Vaisseau à mât, d'après l'oeuvre conservée à la Royal Collection - (c) Sèvres - Cité de la céramique

In the 18th century, the Vaisseau à mât served as a perfume diffuser. Acquired by Madame de Pompadour from the Manufacture on 30 May 1760, the colours and motifs of this potpourri vessel were in harmony with the sumptuous interiors designed as veritable works of art for the marquise. A delightful object of everyday use, it was the central mantelpiece ornament at her Hôtel d'Evreux, today’s Elysée Palace.

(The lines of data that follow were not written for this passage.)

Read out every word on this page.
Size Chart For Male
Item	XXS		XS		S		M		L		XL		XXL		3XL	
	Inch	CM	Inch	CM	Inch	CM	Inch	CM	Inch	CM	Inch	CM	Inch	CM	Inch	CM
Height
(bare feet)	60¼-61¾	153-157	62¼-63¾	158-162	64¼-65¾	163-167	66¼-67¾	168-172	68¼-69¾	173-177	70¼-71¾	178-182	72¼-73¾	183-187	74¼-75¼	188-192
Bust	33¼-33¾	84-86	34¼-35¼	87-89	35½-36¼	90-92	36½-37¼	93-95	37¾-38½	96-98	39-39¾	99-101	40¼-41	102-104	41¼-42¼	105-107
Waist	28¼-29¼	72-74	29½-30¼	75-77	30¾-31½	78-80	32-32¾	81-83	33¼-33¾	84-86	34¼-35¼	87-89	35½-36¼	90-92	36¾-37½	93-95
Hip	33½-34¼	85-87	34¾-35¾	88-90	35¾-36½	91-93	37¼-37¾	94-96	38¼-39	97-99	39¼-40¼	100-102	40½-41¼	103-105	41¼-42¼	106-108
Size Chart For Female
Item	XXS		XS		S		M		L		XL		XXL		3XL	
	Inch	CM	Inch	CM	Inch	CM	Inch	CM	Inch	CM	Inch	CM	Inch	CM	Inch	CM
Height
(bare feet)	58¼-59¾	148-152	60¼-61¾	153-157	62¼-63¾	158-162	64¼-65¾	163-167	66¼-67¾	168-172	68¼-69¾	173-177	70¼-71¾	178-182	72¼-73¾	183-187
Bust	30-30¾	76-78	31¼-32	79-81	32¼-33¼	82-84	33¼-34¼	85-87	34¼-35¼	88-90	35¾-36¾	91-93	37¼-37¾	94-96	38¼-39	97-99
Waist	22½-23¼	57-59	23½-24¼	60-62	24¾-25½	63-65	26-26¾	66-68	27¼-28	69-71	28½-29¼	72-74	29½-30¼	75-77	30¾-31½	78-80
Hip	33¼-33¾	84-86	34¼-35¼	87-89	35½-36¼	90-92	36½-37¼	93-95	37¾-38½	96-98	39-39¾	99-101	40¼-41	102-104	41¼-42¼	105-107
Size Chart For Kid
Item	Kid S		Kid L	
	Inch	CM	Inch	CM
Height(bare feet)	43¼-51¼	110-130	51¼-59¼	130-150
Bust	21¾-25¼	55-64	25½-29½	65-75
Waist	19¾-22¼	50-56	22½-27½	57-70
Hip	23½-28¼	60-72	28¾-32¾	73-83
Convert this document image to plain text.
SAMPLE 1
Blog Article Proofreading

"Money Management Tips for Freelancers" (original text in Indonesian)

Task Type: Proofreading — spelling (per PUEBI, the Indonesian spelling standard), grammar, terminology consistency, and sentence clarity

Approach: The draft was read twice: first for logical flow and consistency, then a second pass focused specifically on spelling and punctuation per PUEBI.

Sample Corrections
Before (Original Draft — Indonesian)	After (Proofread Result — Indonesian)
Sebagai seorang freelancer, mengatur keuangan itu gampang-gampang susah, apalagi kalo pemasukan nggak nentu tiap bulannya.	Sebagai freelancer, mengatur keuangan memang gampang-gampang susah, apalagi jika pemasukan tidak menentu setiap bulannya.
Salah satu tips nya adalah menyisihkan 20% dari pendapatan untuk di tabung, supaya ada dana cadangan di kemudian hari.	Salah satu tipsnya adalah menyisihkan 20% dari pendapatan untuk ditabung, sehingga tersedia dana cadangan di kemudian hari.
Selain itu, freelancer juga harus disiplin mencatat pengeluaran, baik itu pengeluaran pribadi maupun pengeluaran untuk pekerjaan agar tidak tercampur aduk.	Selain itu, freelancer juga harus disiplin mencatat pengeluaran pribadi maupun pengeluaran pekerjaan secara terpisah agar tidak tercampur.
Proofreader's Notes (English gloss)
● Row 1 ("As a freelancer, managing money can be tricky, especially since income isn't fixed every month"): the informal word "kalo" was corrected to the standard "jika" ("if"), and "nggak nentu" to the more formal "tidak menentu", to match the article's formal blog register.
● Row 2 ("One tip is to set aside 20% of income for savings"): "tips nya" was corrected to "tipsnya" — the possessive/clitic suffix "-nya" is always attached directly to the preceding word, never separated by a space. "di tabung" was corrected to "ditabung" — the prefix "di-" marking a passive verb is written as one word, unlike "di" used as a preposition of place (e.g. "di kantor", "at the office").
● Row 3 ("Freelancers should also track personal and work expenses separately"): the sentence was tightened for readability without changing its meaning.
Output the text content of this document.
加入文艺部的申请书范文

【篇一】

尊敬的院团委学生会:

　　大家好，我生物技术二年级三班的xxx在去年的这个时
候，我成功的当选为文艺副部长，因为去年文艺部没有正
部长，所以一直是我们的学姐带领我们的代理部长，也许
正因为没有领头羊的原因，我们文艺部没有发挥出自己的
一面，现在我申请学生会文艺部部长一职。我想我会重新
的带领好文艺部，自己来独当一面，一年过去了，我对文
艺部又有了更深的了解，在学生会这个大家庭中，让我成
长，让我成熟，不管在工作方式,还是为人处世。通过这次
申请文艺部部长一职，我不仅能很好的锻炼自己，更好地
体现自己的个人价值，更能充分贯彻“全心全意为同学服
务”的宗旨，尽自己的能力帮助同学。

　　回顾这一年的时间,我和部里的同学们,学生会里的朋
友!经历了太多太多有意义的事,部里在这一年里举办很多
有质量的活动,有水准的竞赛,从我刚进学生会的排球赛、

In the Rococo style popular at the time, its shape created in 1757 by the “Goldsmith to the King” Jean-Claude Duplessis evokes the precious-metal vessels that adorned the royal tables. The openwork lid and body allow for the diffusion of perfume. The vase’s motif is based upon an engraving entitled Le Thé by the greatest French painter of the period, François Boucher. Painted by Charles-Nicolas Dodin, another famous Sèvres talent, the vessel is adorned with chinoiserie, this artist’s speciality.

Of the twelve vessels of varying motifs produced between 1757 and 1764 at the Manufacture de Sèvres, only ten Vaisseaux à mât are still in existence. Today, they are preserved at the world’s most prestigious museums: the Louvre in Paris, the Wallace Collection (London), Waddesdon Manor (United Kingdom), the Royal Collection (Buckingham Palace), the Metropolitan Museum of Art and the Frick Collection (New York), the Walters Art Gallery (Baltimore) and the J. Paul Getty Museum (Los Angeles).

This one-of-a-kind work born during the Age of Enlightenment is as striking as ever and embodies a real or fantasized French art de vivre: a fascinating page of history from Sèvres’ rich tangible and intangible heritage. A veritable feat of the ceramic arts, meeting multiple challenges of creation and transmission.